“The Good Place” Has Me Imagining What My Afterlife House Would Look Like
In case you missed it, NBC’s The Good Place wrapped up its first season last week with a pretty unexpected finale. If you’ve been sleeping on this new comedy, now’s the time to catch up—even if it’s just to check out the set design. Come for the aesthetics, stay for the surprisingly solid philosophy jokes!
The Good Place is about Eleanor (Kristen Bell), a bad person who’s mistakenly sent to a section of the afterlife intended only for humanity’s best. The show’s idea of Heaven, and how anyone accumulates points in order to land there, is pretty hilarious overall – but a great gag throughout revolves around the housing situation there.
Each neighborhood of the Good Place is designed differently to accommodate the people living in it, although a theme that carries across all of them is the presence of multiple frozen yogurt storefronts. “People love frozen yogurt, I don’t know what to tell you,” the neighborhood’s architect Michael (Ted Danson) wearily explains.
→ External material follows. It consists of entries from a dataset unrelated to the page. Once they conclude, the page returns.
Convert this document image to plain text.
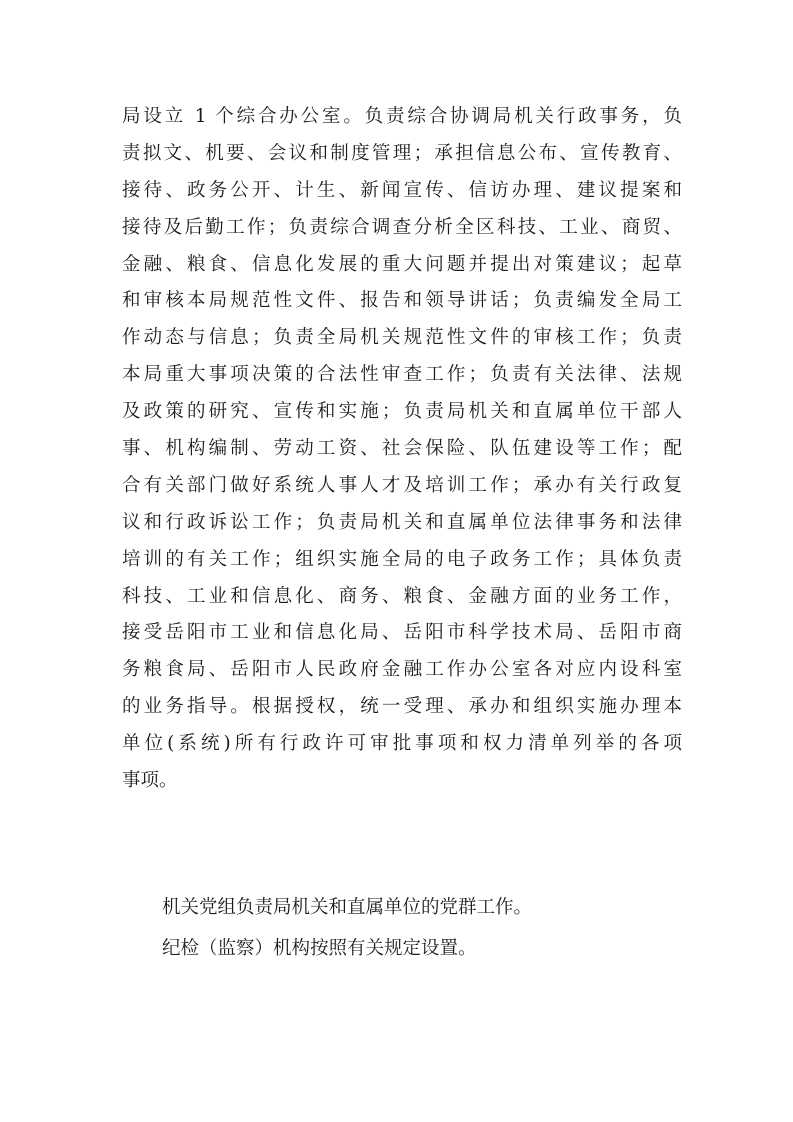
局设立 1 个综合办公室。负责综合协调局机关行政事务，负
责拟文、机要、会议和制度管理；承担信息公布、宣传教育、
接待、政务公开、计生、新闻宣传、信访办理、建议提案和
接待及后勤工作；负责综合调查分析全区科技、工业、商贸、
金融、粮食、信息化发展的重大问题并提出对策建议；起草
和审核本局规范性文件、报告和领导讲话；负责编发全局工
作动态与信息；负责全局机关规范性文件的审核工作；负责
本局重大事项决策的合法性审查工作；负责有关法律、法规
及政策的研究、宣传和实施；负责局机关和直属单位干部人
事、机构编制、劳动工资、社会保险、队伍建设等工作；配
合有关部门做好系统人事人才及培训工作；承办有关行政复
议和行政诉讼工作；负责局机关和直属单位法律事务和法律
培训的有关工作；组织实施全局的电子政务工作；具体负责
科技、工业和信息化、商务、粮食、金融方面的业务工作，
接受岳阳市工业和信息化局、岳阳市科学技术局、岳阳市商
务粮食局、岳阳市人民政府金融工作办公室各对应内设科室
的业务指导。根据授权，统一受理、承办和组织实施办理本
单位(系统)所有行政许可审批事项和权力清单列举的各项
事项。
机关党组负责局机关和直属单位的党群工作。
纪检（监察）机构按照有关规定设置。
Michael tells Eleanor in the pilot that, in the Good Place, everyone gets to live in a house that matches their personality and tastes. Eleanor skeptically eyes her tiny cottage (pictured above) and can’t help but compare it to the massive mansion next door.
“I just love your house, it’s so tiny and cute,” says her neighbor and frenemy Tahani (Jameela Jamil). “It’s like one of those Tinkertoy houses for a family of mice, or a very fancy little dog.”
Since Eleanor is only in the Good Place because she accidentally takes the spot of someone else, the house she winds up in was designed with a completely different person in mind. Michael beams as he tells her the house was decorated “just as you like it,” — in the Icelandic primitive style. The final touch is his enthusiastic presentation of an entire wall devoted to terrifying clown paintings.
Tahani’s mansion, alternately, features several columns and a fountain out front and multiple crystal chandeliers inside. She casually mentions the presence of 36 regulation-size tennis courts on the property while elegantly drinking from a gold leaf-rimmed wine glass.
“My entire house could fit in this room,” Eleanor points out from the foyer.
This super nontraditional show has me wondering what my house in the Good Place would look like. I feel like it would just be filled with a bunch of albums on shelves and extremely flattering lighting. There’d be cats chilling on every soft surface and a ton of signed Jenny Lewis tour posters on the walls. It’d also probably be a two-bedroom apartment in a mid-sized city, which is exactly where I live now.
Heaven is a place on earth, you guys! Dream big.